I have been away due to overtime.

Euclid was the gold standard until the early 1800's. At that time geometers found that they could build consistent geometries by starting with contradictory forms of the parallel postulate. This brought into question the platonic conception that mathematics is a description of reality. (There are certainly not contradictory truths in reality.) The development of calculus also brought up some issues. After a century of work, the mathematical community settled on the idea of formal systems. Apparently now Physicist Max Tegmark has formed the "mathematical universe hypothesis" which heads back the other way. I was not aware this prior to this discussion.

With regards to your system, in your mind, you are assigning meanings to the various words. Your proofs rely on picturing things in your mind. Once the mental images are removed, you will find that nothing is obvious or has been proven at all.

An A has at most two Bs. (note I have not restricted my A to being C or D or anything)

Theorem: An A with zero Bs contains at least one E or extends to F.

Theorem: An A with one B has at least one E.

Theorem: An A with two Bs is G.

If your system was a system then anything for which the axioms held, the theorems would also hold. So let A = boy and B = eye. Then your postulate is that "a boy has at most two eyes". None of your theorems follow. You might find specific choices for the remaining letters that are true, but as theorems they do not follow.

 

Do you have a specific question about Godel? I will try to answer, but Godel is more of a graduate school topic.

 

Hello again, Darrough, with all due respect, you are a difficult person to hold a discussion with since you only ever seem to address part of a post.

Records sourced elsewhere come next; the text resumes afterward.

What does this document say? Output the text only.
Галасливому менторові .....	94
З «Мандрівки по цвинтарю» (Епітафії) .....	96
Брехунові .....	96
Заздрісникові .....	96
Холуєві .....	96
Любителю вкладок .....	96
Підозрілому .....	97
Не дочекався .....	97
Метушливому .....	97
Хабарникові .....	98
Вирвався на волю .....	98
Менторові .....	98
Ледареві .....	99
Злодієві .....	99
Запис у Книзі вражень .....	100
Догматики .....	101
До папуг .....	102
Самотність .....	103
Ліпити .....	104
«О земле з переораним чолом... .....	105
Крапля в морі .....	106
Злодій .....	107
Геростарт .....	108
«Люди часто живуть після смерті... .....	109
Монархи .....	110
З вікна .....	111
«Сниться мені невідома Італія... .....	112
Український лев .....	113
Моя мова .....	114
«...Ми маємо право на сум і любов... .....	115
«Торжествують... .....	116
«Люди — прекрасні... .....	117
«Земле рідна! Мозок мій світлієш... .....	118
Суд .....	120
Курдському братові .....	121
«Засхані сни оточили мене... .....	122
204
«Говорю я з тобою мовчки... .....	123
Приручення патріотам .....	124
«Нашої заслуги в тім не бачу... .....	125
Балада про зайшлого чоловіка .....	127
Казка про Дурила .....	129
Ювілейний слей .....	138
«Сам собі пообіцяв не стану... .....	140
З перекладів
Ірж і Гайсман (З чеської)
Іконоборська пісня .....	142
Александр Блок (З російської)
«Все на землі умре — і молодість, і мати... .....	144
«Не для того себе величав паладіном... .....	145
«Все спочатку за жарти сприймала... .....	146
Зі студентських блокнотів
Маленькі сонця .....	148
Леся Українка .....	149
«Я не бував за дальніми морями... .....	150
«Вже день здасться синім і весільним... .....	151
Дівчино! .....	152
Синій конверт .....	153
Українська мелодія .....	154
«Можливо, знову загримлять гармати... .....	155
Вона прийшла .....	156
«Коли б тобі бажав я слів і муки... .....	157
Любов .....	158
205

So if post#81 was addressing my post#, what about the missing part (that of the supporting definitions and common notions)?
And if your post#82 was addressing my post#80, I was interested in your take on the relevence of Godel to axiomatic systems in both mathematics and physics, without prejudgement or challenge, bearing in mind the subject of this thread.

Talking of the subject, I have realised that computer folks have been very busy re-defining words used by other more mature disciplines and I forsee much more mayhem as a result.

I recently saw a computer person answer the question "Whis is div(V) in quite a different fashion that has nothing to do with 3D vectors.

 

"Definitions" and "common notions" both reflect the idea that mathematics is a description of reality. For this reason, they were left behind. Definitions still appear as an axiom with an equivalence while common notions could be either axioms or inference rules.

Godel established some limits on formal systems. One cannot prove the consistency of a system from within the system. Also, no system is complete. Actually, if anything, it was Godel that dealt the final blow to mathematical platonism of Euclid.